The larger issue Waldo raises, and the one well worth discussing, is whether localities in Virginia have, and should have, the power — the legal tools — to deal with local growth as the affected communities think appropriate. It’s more than simply the ability (or, currently, the inability) of a local government to insist on adequate public facilities (APF) before new developments are constructed. Localities in Virginia may not decide for themselves to impose realistic impact fees on new developments, to require that developments include affordable units, to cap the amount of new development that can take place each year, to require developers to provide “community impact statements,” to impose a “real estate transfer tax” (like a sales tax) to raise revenue to pay for growth, etc.
Tim Kaine, who in his campaign for governor expressed support for APF legislation, may also be willing to give localities other powers to deal with growth. Here’s what ASAP wrote to him on Dec. 27:
On behalf of Advocates for a Sustainable Albemarle Population, I am writing to express enthusiastic support for your plan to grant localities more control over local growth and development issues. We applaud the foresight, understanding, and courage your position reflects, particularly in the face of the opposition it will arouse from the powerful minority who profit from growth.

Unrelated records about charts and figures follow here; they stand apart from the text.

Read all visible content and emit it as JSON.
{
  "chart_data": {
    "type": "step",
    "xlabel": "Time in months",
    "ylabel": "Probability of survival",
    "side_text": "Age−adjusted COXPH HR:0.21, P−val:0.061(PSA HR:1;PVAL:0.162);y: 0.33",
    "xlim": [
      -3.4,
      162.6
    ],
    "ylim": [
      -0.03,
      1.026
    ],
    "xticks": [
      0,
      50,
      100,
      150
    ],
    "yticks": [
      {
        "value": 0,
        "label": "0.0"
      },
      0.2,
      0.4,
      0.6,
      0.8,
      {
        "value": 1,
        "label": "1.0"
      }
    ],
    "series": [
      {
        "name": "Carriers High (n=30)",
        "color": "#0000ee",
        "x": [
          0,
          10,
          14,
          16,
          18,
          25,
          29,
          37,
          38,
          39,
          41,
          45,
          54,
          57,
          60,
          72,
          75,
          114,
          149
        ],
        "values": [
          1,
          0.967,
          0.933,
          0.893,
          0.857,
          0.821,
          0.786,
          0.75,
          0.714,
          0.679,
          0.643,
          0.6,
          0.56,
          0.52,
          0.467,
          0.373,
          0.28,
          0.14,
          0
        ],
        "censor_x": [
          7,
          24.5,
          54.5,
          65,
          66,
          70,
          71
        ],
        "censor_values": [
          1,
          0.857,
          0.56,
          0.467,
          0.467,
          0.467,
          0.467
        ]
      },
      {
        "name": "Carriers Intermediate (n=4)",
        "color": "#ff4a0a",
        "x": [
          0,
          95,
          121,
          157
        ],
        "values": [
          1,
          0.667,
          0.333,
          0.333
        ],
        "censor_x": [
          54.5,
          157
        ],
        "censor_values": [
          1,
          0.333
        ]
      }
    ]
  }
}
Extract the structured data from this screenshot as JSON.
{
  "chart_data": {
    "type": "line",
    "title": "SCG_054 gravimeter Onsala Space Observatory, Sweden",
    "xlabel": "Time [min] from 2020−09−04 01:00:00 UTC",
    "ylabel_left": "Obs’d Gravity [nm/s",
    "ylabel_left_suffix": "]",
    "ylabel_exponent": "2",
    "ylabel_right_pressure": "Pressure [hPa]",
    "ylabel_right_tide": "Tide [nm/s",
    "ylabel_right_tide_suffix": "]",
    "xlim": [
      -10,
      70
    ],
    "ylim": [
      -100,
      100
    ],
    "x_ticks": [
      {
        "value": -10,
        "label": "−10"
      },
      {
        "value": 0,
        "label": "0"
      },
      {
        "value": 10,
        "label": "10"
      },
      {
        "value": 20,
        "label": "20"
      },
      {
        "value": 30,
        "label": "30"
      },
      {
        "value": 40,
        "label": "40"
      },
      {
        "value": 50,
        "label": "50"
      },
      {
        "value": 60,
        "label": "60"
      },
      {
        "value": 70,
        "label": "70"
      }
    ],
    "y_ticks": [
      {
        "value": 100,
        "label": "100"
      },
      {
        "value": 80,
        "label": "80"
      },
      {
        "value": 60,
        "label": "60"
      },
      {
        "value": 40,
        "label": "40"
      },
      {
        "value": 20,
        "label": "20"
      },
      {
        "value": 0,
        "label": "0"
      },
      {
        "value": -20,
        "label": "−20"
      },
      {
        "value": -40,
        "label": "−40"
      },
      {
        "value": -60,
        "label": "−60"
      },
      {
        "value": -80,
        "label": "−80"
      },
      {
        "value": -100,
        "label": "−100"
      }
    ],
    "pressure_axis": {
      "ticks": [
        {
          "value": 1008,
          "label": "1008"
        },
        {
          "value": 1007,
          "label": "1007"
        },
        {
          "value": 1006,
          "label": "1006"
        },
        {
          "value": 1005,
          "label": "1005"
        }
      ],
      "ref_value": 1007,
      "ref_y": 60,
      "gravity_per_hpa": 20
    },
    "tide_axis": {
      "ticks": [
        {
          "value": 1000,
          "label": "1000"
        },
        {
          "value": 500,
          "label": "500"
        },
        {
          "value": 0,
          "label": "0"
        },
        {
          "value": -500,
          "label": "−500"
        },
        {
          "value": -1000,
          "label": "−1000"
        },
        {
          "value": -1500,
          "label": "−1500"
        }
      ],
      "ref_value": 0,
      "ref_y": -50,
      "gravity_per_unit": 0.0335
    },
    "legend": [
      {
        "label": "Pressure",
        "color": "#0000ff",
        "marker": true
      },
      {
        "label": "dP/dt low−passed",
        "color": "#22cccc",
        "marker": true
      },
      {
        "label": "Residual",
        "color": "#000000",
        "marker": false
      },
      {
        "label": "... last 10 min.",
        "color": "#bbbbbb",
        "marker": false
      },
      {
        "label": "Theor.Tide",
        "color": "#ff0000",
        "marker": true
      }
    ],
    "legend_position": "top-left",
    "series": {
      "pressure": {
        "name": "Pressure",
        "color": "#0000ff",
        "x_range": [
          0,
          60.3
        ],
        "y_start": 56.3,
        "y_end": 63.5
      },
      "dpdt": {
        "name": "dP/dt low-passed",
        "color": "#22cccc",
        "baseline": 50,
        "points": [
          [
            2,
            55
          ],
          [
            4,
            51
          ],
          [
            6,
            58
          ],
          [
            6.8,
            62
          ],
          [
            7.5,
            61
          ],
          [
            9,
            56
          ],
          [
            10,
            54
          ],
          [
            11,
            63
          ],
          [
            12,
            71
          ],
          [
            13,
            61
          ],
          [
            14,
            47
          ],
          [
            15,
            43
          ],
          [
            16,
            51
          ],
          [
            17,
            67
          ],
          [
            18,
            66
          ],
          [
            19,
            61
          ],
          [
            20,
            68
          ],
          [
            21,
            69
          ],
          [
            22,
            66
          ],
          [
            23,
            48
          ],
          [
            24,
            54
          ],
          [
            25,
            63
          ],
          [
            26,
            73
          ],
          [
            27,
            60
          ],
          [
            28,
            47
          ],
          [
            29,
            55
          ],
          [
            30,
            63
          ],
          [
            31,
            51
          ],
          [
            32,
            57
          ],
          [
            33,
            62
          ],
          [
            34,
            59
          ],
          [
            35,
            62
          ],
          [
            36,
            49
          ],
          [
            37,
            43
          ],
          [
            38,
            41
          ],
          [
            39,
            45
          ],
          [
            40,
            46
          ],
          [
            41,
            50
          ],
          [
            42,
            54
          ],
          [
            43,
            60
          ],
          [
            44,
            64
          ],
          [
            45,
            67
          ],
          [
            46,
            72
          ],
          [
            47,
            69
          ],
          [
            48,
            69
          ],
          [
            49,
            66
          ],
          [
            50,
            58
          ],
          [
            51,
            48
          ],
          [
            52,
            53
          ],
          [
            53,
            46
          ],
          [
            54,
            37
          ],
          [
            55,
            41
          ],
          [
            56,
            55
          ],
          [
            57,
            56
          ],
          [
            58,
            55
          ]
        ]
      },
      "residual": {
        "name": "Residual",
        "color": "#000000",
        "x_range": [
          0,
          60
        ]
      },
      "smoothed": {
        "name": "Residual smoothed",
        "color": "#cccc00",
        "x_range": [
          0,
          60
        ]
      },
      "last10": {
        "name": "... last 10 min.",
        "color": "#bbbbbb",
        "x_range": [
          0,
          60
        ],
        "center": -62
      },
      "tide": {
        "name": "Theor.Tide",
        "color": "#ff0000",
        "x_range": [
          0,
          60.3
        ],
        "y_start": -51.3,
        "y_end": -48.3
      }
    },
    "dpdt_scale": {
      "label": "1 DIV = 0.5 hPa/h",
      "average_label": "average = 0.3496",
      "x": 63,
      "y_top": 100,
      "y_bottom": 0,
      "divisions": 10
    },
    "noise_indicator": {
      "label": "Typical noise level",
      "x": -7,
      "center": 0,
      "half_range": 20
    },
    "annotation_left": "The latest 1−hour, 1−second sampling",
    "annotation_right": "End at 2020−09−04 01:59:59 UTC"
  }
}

ASAP is a grass-roots non-profit organization concerned that population growth in Albemarle County (and other counties in Central Virginia) is eroding our quality of life, damaging our environment, and raising our taxes. Through education, research, advocacy, and policy development, ASAP is working to slow local growth and development, and to introduce the notion that each community should try to define and level off at its “optimal” size population. Too often we are told by local officials that their hands are tied by the state, and that little can be done to effectively control the pace of growth.
Like you, we believe that localities must have the ability to democratically determine what is in their best interest concerning growth. Like you, we view this as pure common sense.
In this regard we hope you will support (at least) two significant changes in the balance of power between the Commonwealth of Virginia and its constituent localities:
1. We endorse your efforts to permit local authorities throughout the state to use a wider range of tools to respond to growth in ways defined by thoughtful and informed local residents. It is unconscionable that Virginia localities do not have the blanket authority to require Adequate Public Facilities to be in place before new developments are constructed, for example, or to impose reasonable impact fees on developers, to create programs encouraging the transfer of development rights, etc. Those of us who have the good fortune to live in Virginia’s communities should not be required to pay for infrastructure improvements to allow future population growth that, in turn, we know will reduce the quality of our communities.
2. In addition to the explicit authority you would grant to local governments to provide for adequate public facilities, we would encourage you to add a provision to the state laws authorizing local planning and zoning that would limit the application of the Dillon rule in these local government policy sectors. We recognize that the so-called Dillon rule as a judicial standard may make sense in some areas of state-local relations, but it is destructive to reasonable local government flexibility in managing local growth. Unless there is clear arbitrary and capricious use of local powers, the courts should recognize that managing growth is an area where localities should be encouraged to innovate because of the threats to local community welfare and harmony.
Thank you for making the issue of local population growth a focus of your campaign and your first days as Governor. We will eagerly follow your progress in empowering local communities by giving city and county decision-makers the tools to grapple more effectively with these issues.
Now I’ll have to help Jack figure out blogs, so he can post comments or maybe, one day, write on a blog of his own creation.